Admittedly The Unfolding: Poems by Rosemerry Wahtola Trommer (Wildhouse, 2024) is longer than poetry collections at 128 pages, although this is on trend as poetry titles have been creeping towards longer and shorter in the last several years, landing either at 50-odd pages or 120ish. That said, I have to say I rarely have loved a book as fully or read one as slowly.
It was a gift to read, providing buoyancy in hard days and comfort as well as insight. This surprised me, as I am not usually a fan of poetry of a cosmic or religious bent. Perhaps it works so well because there is a spirit of curiosity and inquiry, humbleness and ache. She is not authoritarian in perspective but reeling and allowing her own vulnerability. There’s an inner work and comfort with self is evident.
Even the introduction alone contains much to reread and profit from. She explains how her book was an answer to the “call to accept our vulnerability. To be curious. To open ourselves to love and to be open to be loved. To dwell more fully in the body. To feel how ephemeral all our epiphanies are. To live into the blank pages of our lives where new poems wait to be written. To praise what is.”
Trommer’s book has both prelude and a postlude, which appeal to me, although some people will give those categorically a pass. I see it as marking it as shared communication rather than a closed box of poetic product. In the postlude she remarks,
“I’m still learning to trust the greater Whole to carry me, to carry us all as we continue to evolve.”

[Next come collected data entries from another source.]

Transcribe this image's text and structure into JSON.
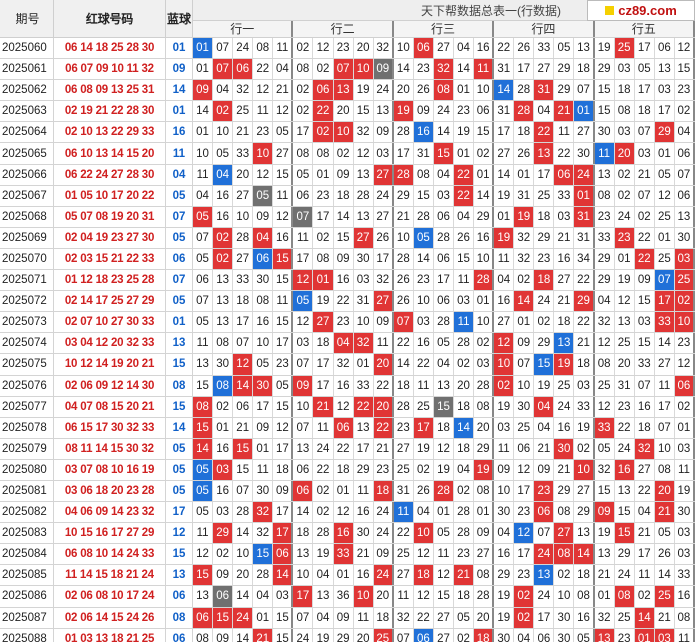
{
  "header": {
    "period": "期号",
    "red": "红球号码",
    "blue": "蓝球",
    "title": "天下帮数据总表一(行数据)",
    "groups": [
      "行一",
      "行二",
      "行三",
      "行四",
      "行五"
    ]
  },
  "watermark": "cz89.com",
  "colors": {
    "red": "#e03535",
    "blue": "#2070d8",
    "gray": "#707070"
  },
  "rows": [
    {
      "period": "2025060",
      "red": "06 14 18 25 28 30",
      "blue": "01",
      "cells": [
        "01b",
        "07",
        "24",
        "08",
        "11",
        "02",
        "12",
        "23",
        "20",
        "32",
        "10",
        "06r",
        "27",
        "04",
        "16",
        "22",
        "26",
        "33",
        "05",
        "13",
        "19",
        "25r",
        "17",
        "06",
        "12"
      ]
    },
    {
      "period": "2025061",
      "red": "06 07 09 10 11 32",
      "blue": "09",
      "cells": [
        "01",
        "07r",
        "06r",
        "22",
        "04",
        "08",
        "02",
        "07r",
        "10r",
        "09g",
        "14",
        "23",
        "32r",
        "14",
        "11r",
        "31",
        "17",
        "27",
        "29",
        "18",
        "29",
        "03",
        "05",
        "13",
        "15"
      ]
    },
    {
      "period": "2025062",
      "red": "06 08 09 13 25 31",
      "blue": "14",
      "cells": [
        "09r",
        "04",
        "32",
        "12",
        "21",
        "02",
        "06r",
        "13r",
        "19",
        "24",
        "20",
        "26",
        "08r",
        "01",
        "10",
        "14b",
        "28",
        "31r",
        "29",
        "07",
        "15",
        "18",
        "17",
        "03",
        "23"
      ]
    },
    {
      "period": "2025063",
      "red": "02 19 21 22 28 30",
      "blue": "01",
      "cells": [
        "14",
        "02r",
        "25",
        "11",
        "12",
        "02",
        "22r",
        "20",
        "15",
        "13",
        "19r",
        "09",
        "24",
        "23",
        "06",
        "31",
        "28r",
        "04",
        "21r",
        "01b",
        "15",
        "08",
        "18",
        "17",
        "02"
      ]
    },
    {
      "period": "2025064",
      "red": "02 10 13 22 29 33",
      "blue": "16",
      "cells": [
        "01",
        "10",
        "21",
        "23",
        "05",
        "17",
        "02r",
        "10r",
        "32",
        "09",
        "28",
        "16b",
        "14",
        "19",
        "15",
        "17",
        "18",
        "22r",
        "11",
        "27",
        "30",
        "03",
        "07",
        "29r",
        "04"
      ]
    },
    {
      "period": "2025065",
      "red": "06 10 13 14 15 20",
      "blue": "11",
      "cells": [
        "10",
        "05",
        "33",
        "10r",
        "27",
        "08",
        "08",
        "02",
        "12",
        "03",
        "17",
        "31",
        "15r",
        "01",
        "02",
        "27",
        "26",
        "13r",
        "22",
        "30",
        "11b",
        "20r",
        "03",
        "01",
        "06"
      ]
    },
    {
      "period": "2025066",
      "red": "06 22 24 27 28 30",
      "blue": "04",
      "cells": [
        "11",
        "04b",
        "20",
        "12",
        "15",
        "05",
        "01",
        "09",
        "13",
        "27r",
        "28r",
        "08",
        "04",
        "22r",
        "01",
        "14",
        "01",
        "17",
        "06r",
        "24r",
        "13",
        "02",
        "21",
        "05",
        "07"
      ]
    },
    {
      "period": "2025067",
      "red": "01 05 10 17 20 22",
      "blue": "05",
      "cells": [
        "04",
        "16",
        "27",
        "05g",
        "11",
        "06",
        "23",
        "18",
        "28",
        "24",
        "29",
        "15",
        "03",
        "22r",
        "14",
        "19",
        "31",
        "25",
        "33",
        "01r",
        "08",
        "02",
        "07",
        "12",
        "06"
      ]
    },
    {
      "period": "2025068",
      "red": "05 07 08 19 20 31",
      "blue": "07",
      "cells": [
        "05r",
        "16",
        "10",
        "09",
        "12",
        "07g",
        "17",
        "14",
        "13",
        "27",
        "21",
        "28",
        "06",
        "04",
        "29",
        "01",
        "19r",
        "18",
        "03",
        "31r",
        "23",
        "24",
        "02",
        "25",
        "13"
      ]
    },
    {
      "period": "2025069",
      "red": "02 04 19 23 27 30",
      "blue": "05",
      "cells": [
        "07",
        "02r",
        "28",
        "04r",
        "16",
        "11",
        "02",
        "15",
        "27r",
        "26",
        "10",
        "05b",
        "28",
        "26",
        "16",
        "19r",
        "32",
        "29",
        "21",
        "31",
        "33",
        "23r",
        "22",
        "01",
        "30"
      ]
    },
    {
      "period": "2025070",
      "red": "02 03 15 21 22 33",
      "blue": "06",
      "cells": [
        "05",
        "02r",
        "27",
        "06b",
        "15r",
        "17",
        "08",
        "09",
        "30",
        "17",
        "28",
        "14",
        "06",
        "15",
        "10",
        "11",
        "32",
        "23",
        "16",
        "34",
        "29",
        "01",
        "22r",
        "25",
        "03r"
      ]
    },
    {
      "period": "2025071",
      "red": "01 12 18 23 25 28",
      "blue": "07",
      "cells": [
        "06",
        "13",
        "33",
        "30",
        "15",
        "12r",
        "01r",
        "16",
        "03",
        "32",
        "26",
        "23",
        "17",
        "11",
        "28r",
        "04",
        "02",
        "18r",
        "27",
        "22",
        "29",
        "19",
        "09",
        "07b",
        "25r"
      ]
    },
    {
      "period": "2025072",
      "red": "02 14 17 25 27 29",
      "blue": "05",
      "cells": [
        "07",
        "13",
        "18",
        "08",
        "11",
        "05b",
        "19",
        "22",
        "31",
        "27r",
        "26",
        "10",
        "06",
        "03",
        "01",
        "16",
        "14r",
        "24",
        "21",
        "29r",
        "04",
        "12",
        "15",
        "17r",
        "02r"
      ]
    },
    {
      "period": "2025073",
      "red": "02 07 10 27 30 33",
      "blue": "01",
      "cells": [
        "05",
        "13",
        "17",
        "16",
        "15",
        "12",
        "27r",
        "23",
        "10",
        "09",
        "07r",
        "03",
        "28",
        "11b",
        "10",
        "27",
        "01",
        "02",
        "18",
        "22",
        "32",
        "13",
        "03",
        "33r",
        "10r"
      ]
    },
    {
      "period": "2025074",
      "red": "03 04 12 20 32 33",
      "blue": "13",
      "cells": [
        "11",
        "08",
        "07",
        "10",
        "17",
        "03",
        "18",
        "04r",
        "32r",
        "11",
        "22",
        "16",
        "05",
        "28",
        "02",
        "12r",
        "09",
        "29",
        "13b",
        "21",
        "12",
        "25",
        "15",
        "14",
        "23"
      ]
    },
    {
      "period": "2025075",
      "red": "10 12 14 19 20 21",
      "blue": "15",
      "cells": [
        "13",
        "30",
        "12r",
        "05",
        "23",
        "07",
        "17",
        "32",
        "01",
        "20r",
        "14",
        "22",
        "04",
        "02",
        "03",
        "10r",
        "07",
        "15b",
        "19r",
        "18",
        "08",
        "20",
        "33",
        "27",
        "12"
      ]
    },
    {
      "period": "2025076",
      "red": "02 06 09 12 14 30",
      "blue": "08",
      "cells": [
        "15",
        "08b",
        "14r",
        "30r",
        "05",
        "09r",
        "17",
        "16",
        "33",
        "22",
        "18",
        "11",
        "13",
        "20",
        "28",
        "02r",
        "10",
        "19",
        "25",
        "03",
        "25",
        "31",
        "07",
        "11",
        "06r"
      ]
    },
    {
      "period": "2025077",
      "red": "04 07 08 15 20 21",
      "blue": "15",
      "cells": [
        "08r",
        "02",
        "06",
        "17",
        "15",
        "10",
        "21r",
        "12",
        "22r",
        "20r",
        "28",
        "25",
        "15g",
        "18",
        "08",
        "19",
        "30",
        "04r",
        "24",
        "33",
        "12",
        "23",
        "16",
        "17",
        "02"
      ]
    },
    {
      "period": "2025078",
      "red": "06 15 17 30 32 33",
      "blue": "14",
      "cells": [
        "15r",
        "01",
        "21",
        "09",
        "12",
        "07",
        "11",
        "06r",
        "13",
        "22r",
        "23",
        "17r",
        "18",
        "14b",
        "20",
        "03",
        "25",
        "04",
        "16",
        "19",
        "33r",
        "22",
        "18",
        "07",
        "01"
      ]
    },
    {
      "period": "2025079",
      "red": "08 11 14 15 30 32",
      "blue": "05",
      "cells": [
        "14r",
        "16",
        "15r",
        "01",
        "17",
        "13",
        "24",
        "22",
        "17",
        "21",
        "27",
        "19",
        "12",
        "18",
        "29",
        "11",
        "06",
        "21",
        "30r",
        "02",
        "05",
        "24",
        "32r",
        "10",
        "03"
      ]
    },
    {
      "period": "2025080",
      "red": "03 07 08 10 16 19",
      "blue": "05",
      "cells": [
        "05b",
        "03r",
        "15",
        "11",
        "18",
        "06",
        "22",
        "18",
        "29",
        "23",
        "25",
        "02",
        "19",
        "04",
        "19r",
        "09",
        "12",
        "09",
        "21",
        "10r",
        "32",
        "16r",
        "27",
        "08",
        "11"
      ]
    },
    {
      "period": "2025081",
      "red": "03 06 18 20 23 28",
      "blue": "05",
      "cells": [
        "05b",
        "16",
        "07",
        "30",
        "09",
        "06r",
        "02",
        "01",
        "11",
        "18r",
        "31",
        "26",
        "28r",
        "02",
        "08",
        "10",
        "17",
        "23r",
        "29",
        "27",
        "15",
        "13",
        "22",
        "20r",
        "19"
      ]
    },
    {
      "period": "2025082",
      "red": "04 06 09 14 23 32",
      "blue": "17",
      "cells": [
        "05",
        "03",
        "28",
        "32r",
        "17",
        "14",
        "02",
        "12",
        "16",
        "24",
        "11b",
        "04",
        "01",
        "28",
        "01",
        "30",
        "23",
        "06r",
        "08",
        "29",
        "09r",
        "15",
        "04",
        "21r",
        "30"
      ]
    },
    {
      "period": "2025083",
      "red": "10 15 16 17 27 29",
      "blue": "12",
      "cells": [
        "11",
        "29r",
        "14",
        "32",
        "17r",
        "18",
        "28",
        "16r",
        "30",
        "24",
        "22",
        "10r",
        "05",
        "28",
        "09",
        "04",
        "12b",
        "07",
        "27r",
        "13",
        "19",
        "15r",
        "21",
        "05",
        "03"
      ]
    },
    {
      "period": "2025084",
      "red": "06 08 10 14 24 33",
      "blue": "15",
      "cells": [
        "12",
        "02",
        "10",
        "15b",
        "06r",
        "13",
        "19",
        "33r",
        "21",
        "09",
        "25",
        "12",
        "11",
        "23",
        "27",
        "16",
        "17",
        "24r",
        "08r",
        "14r",
        "13",
        "29",
        "17",
        "26",
        "03"
      ]
    },
    {
      "period": "2025085",
      "red": "11 14 15 18 21 24",
      "blue": "13",
      "cells": [
        "15r",
        "09",
        "20",
        "28",
        "14r",
        "10",
        "04",
        "01",
        "16",
        "24r",
        "27",
        "18r",
        "12",
        "21r",
        "08",
        "29",
        "23",
        "13b",
        "02",
        "18",
        "21",
        "24",
        "11",
        "14",
        "33"
      ]
    },
    {
      "period": "2025086",
      "red": "02 06 08 10 17 24",
      "blue": "06",
      "cells": [
        "13",
        "06g",
        "14",
        "04",
        "03",
        "17r",
        "13",
        "36",
        "10r",
        "20",
        "11",
        "12",
        "15",
        "18",
        "28",
        "19",
        "02r",
        "24",
        "10",
        "08",
        "01",
        "08r",
        "02",
        "25r",
        "16"
      ]
    },
    {
      "period": "2025087",
      "red": "02 06 14 15 24 26",
      "blue": "08",
      "cells": [
        "06r",
        "15r",
        "24r",
        "01",
        "15",
        "07",
        "04",
        "09",
        "11",
        "18",
        "32",
        "22",
        "27",
        "05",
        "20",
        "19",
        "02r",
        "17",
        "30",
        "16",
        "32",
        "25",
        "14r",
        "21",
        "08"
      ]
    },
    {
      "period": "2025088",
      "red": "01 03 13 18 21 25",
      "blue": "06",
      "cells": [
        "08",
        "09",
        "14",
        "21r",
        "15",
        "24",
        "19",
        "29",
        "20",
        "25r",
        "07",
        "06b",
        "27",
        "02",
        "18r",
        "30",
        "04",
        "06",
        "30",
        "05",
        "13r",
        "23",
        "01r",
        "03r",
        "11"
      ]
    },
    {
      "period": "2025089",
      "red": "",
      "blue": "",
      "cells": [
        "06",
        "07",
        "21",
        "09",
        "11",
        "19",
        "02",
        "16",
        "14",
        "03",
        "19",
        "24",
        "07",
        "16",
        "03",
        "27",
        "09",
        "17",
        "19",
        "13",
        "21",
        "02",
        "08",
        "02",
        "05"
      ]
    }
  ]
}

It is her own awareness and cogitation rather than poetry as agitation, trying to be ironic and snappy. There’s an honesty and engagement that reminds me of Thomas Merton.
It is heartening and hard writing. They are poems which reach for the light as the writer finds herself in the unexpected dark place and tries to reconcile the loss of her son and her father with meaning. Her threshold of praise and a “ransacked heart”. In her preface she says,
“I was immediately struck by the paucity of words for praise in English.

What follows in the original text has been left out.